At various points FeliSpeaks’ voice pierces the atmosphere via speakers to give some context to the more oblique poetry in the form of illuminating anecdotes, delivered seemingly unrehearsed and dotted with hesitations. She gradually puts on the shoes, a bell-shaped dress, butterfly wings, and a wolf mask, a ridiculous combination until her voiceover enters to explain that the wings sprung from her memory of a butterfly mysteriously appearing in her room, and the mask from her desire to both subvert and embrace the trope of women as wolves. These voiceovers gently connect the ideas in the work with a human counterpoint to the cold atmospherics and intense poetry, much-needed as the show progresses to touch on weighty topics such as how different forms of bondage interlock. In one section, she gazes into her reflection in a pair of shiny red high heels with childlike wonder and delivers a probing inquest into self-image, desirability and colourism, proclaiming “shade is not your summary” as an animation of her face reflected in the shoes takes up the entire wall.
In a web of conceptual ecstasy FeliSpeaks’ performance is visceral and magnetic as she cycles between pain and joy, throwing herself around the stage with vigour or trying on clothes with an innocent awareness, delivering her words with spitting frustration or cracked devastation in her sharp, honeyed timbre. The show reaches its crescendo in her heartrending final soliloquy which bubbles and builds with crashing dissonance and loud groans, until she screams “But I never loved him!” over and over until everything suddenly stops with one final yell. The lights come on and FeliSpeaks is standing in the middle of the stage, she breathes in the silence before opening her eyes, smiling.

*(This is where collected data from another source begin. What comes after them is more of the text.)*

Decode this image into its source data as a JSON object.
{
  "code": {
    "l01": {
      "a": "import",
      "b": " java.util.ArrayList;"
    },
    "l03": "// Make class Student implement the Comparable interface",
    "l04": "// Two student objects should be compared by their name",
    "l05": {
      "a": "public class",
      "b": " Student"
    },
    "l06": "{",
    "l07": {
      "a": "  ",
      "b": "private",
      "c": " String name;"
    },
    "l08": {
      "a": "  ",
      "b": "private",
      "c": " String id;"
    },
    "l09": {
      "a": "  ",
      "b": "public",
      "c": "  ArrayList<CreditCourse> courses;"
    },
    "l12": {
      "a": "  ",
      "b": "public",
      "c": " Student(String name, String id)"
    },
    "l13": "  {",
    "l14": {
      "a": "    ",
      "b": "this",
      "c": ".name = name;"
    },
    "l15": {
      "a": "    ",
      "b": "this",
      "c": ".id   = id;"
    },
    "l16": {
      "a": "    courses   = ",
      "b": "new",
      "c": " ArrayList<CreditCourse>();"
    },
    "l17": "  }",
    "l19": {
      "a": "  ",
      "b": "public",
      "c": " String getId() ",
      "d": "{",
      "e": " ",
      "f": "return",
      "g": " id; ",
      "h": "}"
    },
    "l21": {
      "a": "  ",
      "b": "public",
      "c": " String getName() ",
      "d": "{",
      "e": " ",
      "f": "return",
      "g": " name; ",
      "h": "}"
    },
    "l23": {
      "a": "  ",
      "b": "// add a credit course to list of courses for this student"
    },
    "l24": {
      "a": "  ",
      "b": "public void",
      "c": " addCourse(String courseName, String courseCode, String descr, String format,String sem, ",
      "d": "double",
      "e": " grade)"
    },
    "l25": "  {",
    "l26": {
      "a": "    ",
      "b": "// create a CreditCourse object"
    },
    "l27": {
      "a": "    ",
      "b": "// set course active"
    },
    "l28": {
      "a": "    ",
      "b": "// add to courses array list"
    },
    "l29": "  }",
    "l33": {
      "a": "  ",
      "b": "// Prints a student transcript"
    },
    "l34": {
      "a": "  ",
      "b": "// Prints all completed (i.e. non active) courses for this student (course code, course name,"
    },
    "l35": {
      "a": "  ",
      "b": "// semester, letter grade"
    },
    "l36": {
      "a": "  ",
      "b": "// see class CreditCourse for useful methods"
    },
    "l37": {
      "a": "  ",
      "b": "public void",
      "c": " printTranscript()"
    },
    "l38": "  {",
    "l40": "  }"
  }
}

“Hi guys”, she says, breathless, and the audience is immediately made aware that this is her. She wears a sparkling green dress, which costume designer Olga Maslova explained before the show is a symbol of both her Irish and Nigerian roots.
“So, this is the closing part of the show, and… oh, I need to breathe again!” she laughs, and the air lifts. “Every afternoon before I start the show I write a letter to myself, addressing one part of my life or another where I have self-bound. This is the rawest part, and this is me not hiding behind poetry or the cool-ass animations. So, I hope you like it. ‘Dear 22-year-old Felicia; I can’t believe you’ve journeyed so far…’” The letter is poignant and provides one last personal touch, her life and psyche a lens through which to view the broad darkness of the work, and she finishes with a graceful smile.
When asked about the title of the show, FeliSpeaks recalls a moment when director David Francis Moore had asked her what the song of her life is. “I was like ‘I don’t fucking know, David!’ I had to dig deep, and I picked ‘Lady’ by Fela Kuti. It’s just an awesome song, and he played it, and it just matched the core of everything else we were gonna talk about, mastering my lady-ness or whatever, mastering the definition of lady for me.”
This song plays, a perfect outro to Lady na Master and Synaptic Room which fills the hall with colour. FeliSpeaks begins to dance, grinning widely. Her joy is palpable and infectious; one by one the audience begins to smile widely and applaud, growing louder and louder and intermingling with whoops and gleeful, unrestrained laughter as she dances. A chain reaction of freedom.
Lady Na Master & the Synaptic Room ran from June 13th-16th in Smock Alley Theatre.